Organizations often don’t dig deeply enough into what they really want to accomplish and consequently don’t ask the right questions. They get data that fills impressive presentation portfolios that lie on shelves gathering dust rather than solving business problems.

Research is a cost. The only thing that conducting research guarantees is that a cost will be incurred. Research is not a solution to a business problem but rather part of the path to a solution.

So, how do we use research effectively to help solve business problems?

You do this by asking the right questions in a 3-step process that begins at the “end.”

The end is the business goal you want to reach. For example, you want to reverse membership declines and establish consistent, sustainable net member growth of 2%-3% per year. In this way you are rooted in results.

Next, identify all areas in which actionable information will guide decisions. At this step it is important to follow the web of implications for any piece of new information. For example, the decision to evaluate current customer satisfaction raises the question of what prospective customers want. Will prospective customers be identical to current customers in their wants and needs?
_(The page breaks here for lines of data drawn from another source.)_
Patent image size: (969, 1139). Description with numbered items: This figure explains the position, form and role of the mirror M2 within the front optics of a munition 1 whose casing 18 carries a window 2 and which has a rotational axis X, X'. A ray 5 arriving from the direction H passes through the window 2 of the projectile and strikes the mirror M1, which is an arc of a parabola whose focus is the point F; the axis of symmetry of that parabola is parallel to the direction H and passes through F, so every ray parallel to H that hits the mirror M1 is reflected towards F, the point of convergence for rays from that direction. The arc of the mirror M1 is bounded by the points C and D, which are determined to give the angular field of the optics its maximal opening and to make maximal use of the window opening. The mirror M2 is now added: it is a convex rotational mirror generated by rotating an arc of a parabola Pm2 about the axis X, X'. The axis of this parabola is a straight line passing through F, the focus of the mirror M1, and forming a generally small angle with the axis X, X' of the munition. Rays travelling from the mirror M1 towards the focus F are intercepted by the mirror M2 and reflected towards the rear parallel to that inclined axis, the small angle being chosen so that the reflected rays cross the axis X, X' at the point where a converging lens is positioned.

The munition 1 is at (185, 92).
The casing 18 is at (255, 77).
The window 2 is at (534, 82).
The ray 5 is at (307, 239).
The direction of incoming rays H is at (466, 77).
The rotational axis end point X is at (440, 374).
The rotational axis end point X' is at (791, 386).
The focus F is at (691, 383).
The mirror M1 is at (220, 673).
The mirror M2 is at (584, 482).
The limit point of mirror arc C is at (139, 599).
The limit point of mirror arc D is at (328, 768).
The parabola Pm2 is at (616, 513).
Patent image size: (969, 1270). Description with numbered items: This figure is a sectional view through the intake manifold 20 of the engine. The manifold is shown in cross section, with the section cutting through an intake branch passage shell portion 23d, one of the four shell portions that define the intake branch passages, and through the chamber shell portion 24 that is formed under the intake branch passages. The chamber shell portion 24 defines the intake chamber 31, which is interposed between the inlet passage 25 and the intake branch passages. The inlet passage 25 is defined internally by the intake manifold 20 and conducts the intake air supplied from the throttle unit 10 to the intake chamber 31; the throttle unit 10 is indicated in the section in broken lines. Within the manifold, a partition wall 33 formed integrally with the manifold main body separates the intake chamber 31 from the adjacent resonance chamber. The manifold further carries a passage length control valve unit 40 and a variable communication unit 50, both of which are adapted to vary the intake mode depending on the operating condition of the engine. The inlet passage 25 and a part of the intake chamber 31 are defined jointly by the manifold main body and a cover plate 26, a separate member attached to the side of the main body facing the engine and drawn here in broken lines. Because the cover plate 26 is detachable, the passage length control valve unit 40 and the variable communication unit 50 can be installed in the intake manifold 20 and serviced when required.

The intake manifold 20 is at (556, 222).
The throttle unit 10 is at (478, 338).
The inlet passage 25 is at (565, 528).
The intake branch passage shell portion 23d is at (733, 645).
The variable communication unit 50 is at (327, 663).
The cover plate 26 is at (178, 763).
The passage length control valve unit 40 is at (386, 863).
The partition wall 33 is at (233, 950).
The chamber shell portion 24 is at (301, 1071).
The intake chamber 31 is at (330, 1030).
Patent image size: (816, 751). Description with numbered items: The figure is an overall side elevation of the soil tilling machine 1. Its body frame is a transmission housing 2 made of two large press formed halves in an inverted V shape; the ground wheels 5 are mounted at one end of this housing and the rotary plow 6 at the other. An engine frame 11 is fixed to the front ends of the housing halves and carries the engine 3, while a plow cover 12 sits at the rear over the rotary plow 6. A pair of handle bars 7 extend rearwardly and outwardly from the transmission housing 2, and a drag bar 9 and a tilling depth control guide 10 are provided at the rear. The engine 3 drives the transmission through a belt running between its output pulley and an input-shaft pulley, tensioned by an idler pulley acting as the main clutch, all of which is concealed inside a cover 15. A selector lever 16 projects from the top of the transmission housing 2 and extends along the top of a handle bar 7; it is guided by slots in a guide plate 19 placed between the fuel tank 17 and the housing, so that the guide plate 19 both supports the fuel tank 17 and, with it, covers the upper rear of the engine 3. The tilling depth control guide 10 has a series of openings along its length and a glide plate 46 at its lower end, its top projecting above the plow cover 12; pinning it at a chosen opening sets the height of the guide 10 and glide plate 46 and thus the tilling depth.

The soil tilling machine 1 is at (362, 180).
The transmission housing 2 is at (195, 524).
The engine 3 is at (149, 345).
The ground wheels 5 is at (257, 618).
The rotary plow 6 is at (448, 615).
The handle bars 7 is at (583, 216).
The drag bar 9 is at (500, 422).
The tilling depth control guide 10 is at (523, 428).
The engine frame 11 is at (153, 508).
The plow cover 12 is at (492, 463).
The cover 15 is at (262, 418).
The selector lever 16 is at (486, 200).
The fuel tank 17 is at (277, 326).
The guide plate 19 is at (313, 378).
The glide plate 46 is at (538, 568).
Using this process, you develop a research strategy rooted in the business objective.

Finally, let the research strategy determine the research approach or tactic.

All of this is to ensure that the right questions are asked. You want to avoid the following: You are approached after the research is completed and someone says, “I thought you were going to ask this question” (which wasn’t asked) or “We should have asked that question.” Or, even worse, you have data that does not address your business goal.